Stan Moniki Miller coraz gorszy: "Potrafiłam wyjść na spacer i zwymiotować pięć razy"
O problemach zdrowotnych Moniki Miller (27 l.) zrobiło się głośno wiele miesięcy temu. Okazało się wówczas, że celebrytka cierpi na fibromialgię. W jednym z ostatnich wywiadów wyznała, że stan jej zdrowia cały czas się pogarsza.
Problemy zdrowotne Moniki Miller
W grudniu ubiegłego roku Monika Miller wyznała, że zmaga się fibromialgią. To rzadka i ciężką choroba, której proces diagnostyczny jest niezwykle trudny i długi. Wnuczka Leszka Millera nie wstydziła się mówić na głos o swojej chorobie. O wszystkim napisała na swoim Instagramie:
"Dusiłam się, bolało mnie gardło, piekła mnie klatka piersiowa. Zdiagnozowano u mnie fibromialgię, więc przynajmniej teraz już wiem, dlaczego tak bardzo boli mnie ciało. I że nie wymyślam sobie tego".

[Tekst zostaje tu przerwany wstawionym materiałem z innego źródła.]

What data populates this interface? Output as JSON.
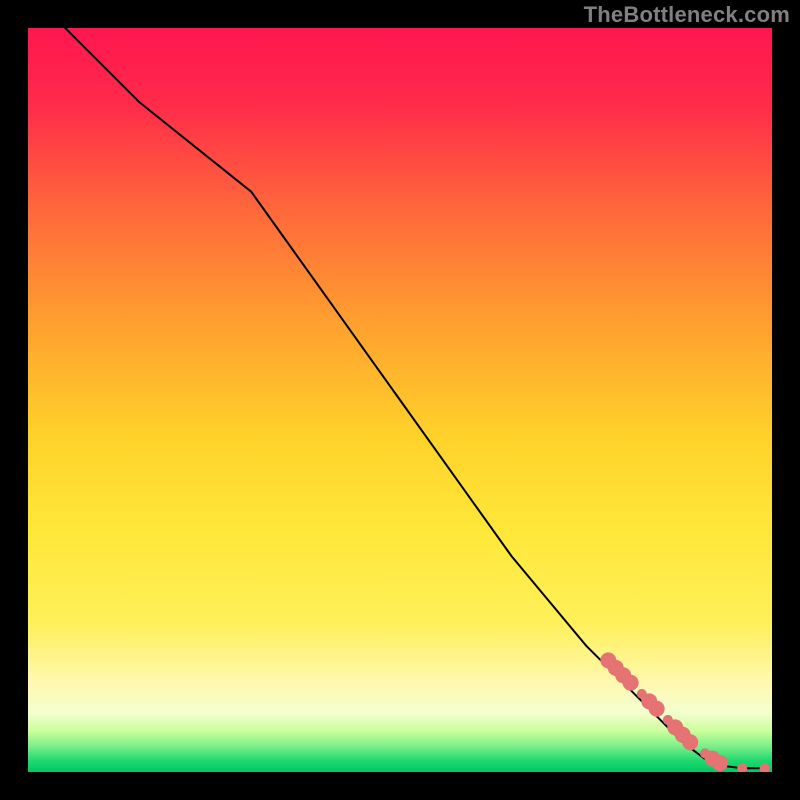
{
  "watermark": "TheBottleneck.com",
  "chart_data": {
    "type": "line",
    "title": "",
    "xlabel": "",
    "ylabel": "",
    "xlim": [
      0,
      100
    ],
    "ylim": [
      0,
      100
    ],
    "background_gradient": {
      "top": "#ff1a4e",
      "mid_upper": "#ffa82a",
      "mid": "#ffe135",
      "mid_lower": "#fff39a",
      "band": "#c7ff8a",
      "bottom": "#00e676"
    },
    "series": [
      {
        "name": "curve",
        "type": "line",
        "color": "#000000",
        "width": 2,
        "x": [
          5,
          10,
          15,
          20,
          25,
          30,
          35,
          40,
          45,
          50,
          55,
          60,
          65,
          70,
          75,
          80,
          85,
          88,
          92,
          96,
          99
        ],
        "y": [
          100,
          95,
          90,
          86,
          82,
          78,
          71,
          64,
          57,
          50,
          43,
          36,
          29,
          23,
          17,
          12,
          7,
          4,
          1,
          0.5,
          0.5
        ]
      },
      {
        "name": "highlight-points",
        "type": "scatter",
        "color": "#e57373",
        "radius_small": 5,
        "radius_large": 8,
        "points": [
          {
            "x": 78,
            "y": 15,
            "r": "large"
          },
          {
            "x": 79,
            "y": 14,
            "r": "large"
          },
          {
            "x": 80,
            "y": 13,
            "r": "large"
          },
          {
            "x": 81,
            "y": 12,
            "r": "large"
          },
          {
            "x": 82.5,
            "y": 10.5,
            "r": "small"
          },
          {
            "x": 83.5,
            "y": 9.5,
            "r": "large"
          },
          {
            "x": 84.5,
            "y": 8.5,
            "r": "large"
          },
          {
            "x": 86,
            "y": 7,
            "r": "small"
          },
          {
            "x": 87,
            "y": 6,
            "r": "large"
          },
          {
            "x": 88,
            "y": 5,
            "r": "large"
          },
          {
            "x": 89,
            "y": 4,
            "r": "large"
          },
          {
            "x": 91,
            "y": 2.5,
            "r": "small"
          },
          {
            "x": 92,
            "y": 1.8,
            "r": "large"
          },
          {
            "x": 93,
            "y": 1.2,
            "r": "large"
          },
          {
            "x": 96,
            "y": 0.5,
            "r": "small"
          },
          {
            "x": 99,
            "y": 0.5,
            "r": "small"
          }
        ]
      }
    ]
  }
}
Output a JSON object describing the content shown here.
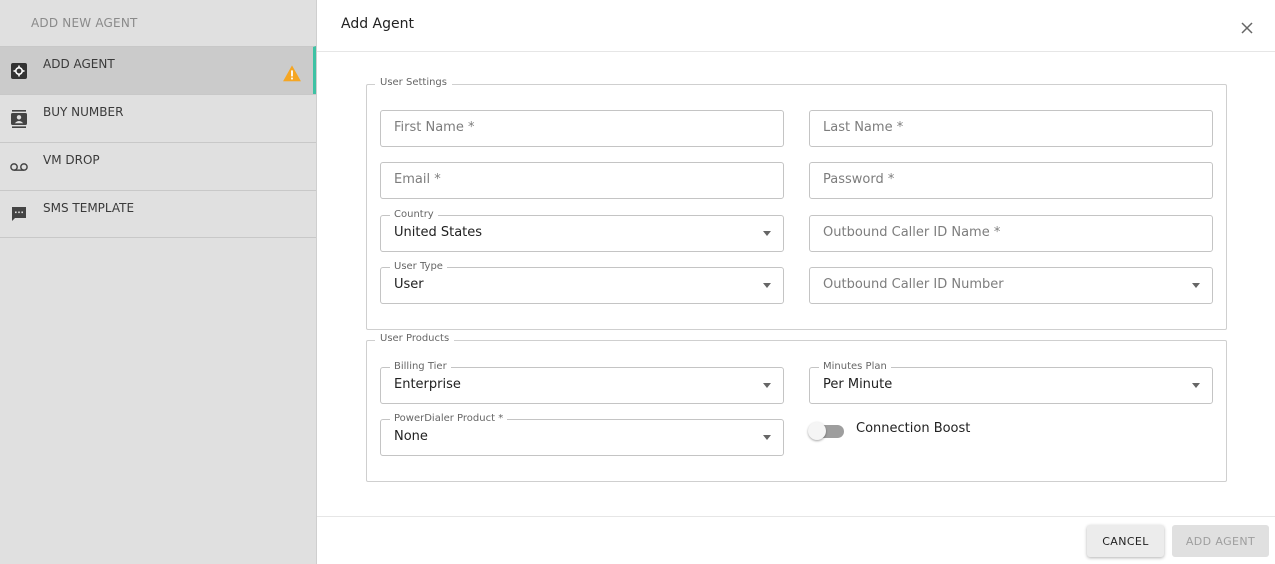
{
  "sidebar": {
    "header": "ADD NEW AGENT",
    "items": [
      {
        "label": "ADD AGENT",
        "icon": "gear-box-icon",
        "active": true
      },
      {
        "label": "BUY NUMBER",
        "icon": "contact-card-icon"
      },
      {
        "label": "VM DROP",
        "icon": "voicemail-icon"
      },
      {
        "label": "SMS TEMPLATE",
        "icon": "message-icon"
      }
    ],
    "accent_color": "#3ec2a4",
    "warning_color": "#f5a623"
  },
  "dialog": {
    "title": "Add Agent",
    "user_settings": {
      "legend": "User Settings",
      "first_name": {
        "placeholder": "First Name *"
      },
      "last_name": {
        "placeholder": "Last Name *"
      },
      "email": {
        "placeholder": "Email *"
      },
      "password": {
        "placeholder": "Password *"
      },
      "country": {
        "label": "Country",
        "value": "United States"
      },
      "caller_id_name": {
        "placeholder": "Outbound Caller ID Name *"
      },
      "user_type": {
        "label": "User Type",
        "value": "User"
      },
      "caller_id_number": {
        "placeholder": "Outbound Caller ID Number"
      }
    },
    "user_products": {
      "legend": "User Products",
      "billing_tier": {
        "label": "Billing Tier",
        "value": "Enterprise"
      },
      "minutes_plan": {
        "label": "Minutes Plan",
        "value": "Per Minute"
      },
      "powerdialer": {
        "label": "PowerDialer Product *",
        "value": "None"
      },
      "connection_boost": {
        "label": "Connection Boost",
        "enabled": false
      }
    },
    "footer": {
      "cancel_label": "CANCEL",
      "add_label": "ADD AGENT"
    }
  }
}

Wtedy też wyjaśniła fanom czym właściwie jest fibromialgia:
"Fibromialgia to rzadka przewlekła, niezapalna choroba reumatyczna tkanek miękkich. Jedyną gwiazdą, która otwarcie mówi o tym schorzeniu, jest Lady Gaga. To schorzenie jest trudne do zdiagnozowania. Mam wrażenie, że niewielu lekarzy w ogóle wie o istnieniu tej choroby. Zazwyczaj jest tak, że dają leki przeciwbólowe, które nie działają. A potem rozkładają ręce, mówią, że jesteś histerykiem, hipochondrykiem".
Fibromialgia wywołała dalsze komplikacje
W rozmowie z Pudelkiem Monika Miller wyznała, że ostatnie dziewięć miesięcy spędziła przechodząc po raz kolejny liczne badania, w celu zdiagnozowania powodu dolegliwości:
- Czasem jest moment w naszym życiu, w którym musimy się zatrzymać i skupić się na tym, co jest ważne. Cierpię na fibromialgię i niestety okazało się, że to poszło jak domek z kart. Przez swoją chorobę dostałam jeszcze jedną - wyznała.
"Nie jest to choroba, która jest uleczalna"
Monika Miller i tym razem nie miała oporu przed opowiedzeniem o tym, z czym przyszło jej się zmierzyć. Fibromialgia wywołała u celebrytki zaburzenia związane z przełykiem, które w znaczący sposób utrudniają jej codzienne funkcjonowanie - miewa problemy z oddychaniem oraz zmaga się z niekontrolowanymi wymiotami.
- Mam zaburzenia przełyku. Zaczęły się problemy z oddychaniem i wymiotowaniem. Potrafiłam wyjść na spacer i zwymiotować na siebie pięć razy po prost. Ostatnie dziewięć miesięcy spędziłam na badaniu tego, co mi jest. Nie jest to choroba, która jest uleczalna, ale można leczyć objawy - kontynuowała.
Zaburzenia związane z przełykiem
Monika Miller nie wyjawiła, jaka dokładnie choroba powoduje te dolegliwości. Wśród najczęstszych schorzeń przełyku wymienia się m.in. chorobę refluksową, kandydozę, żylaki oraz achalazję przełyku.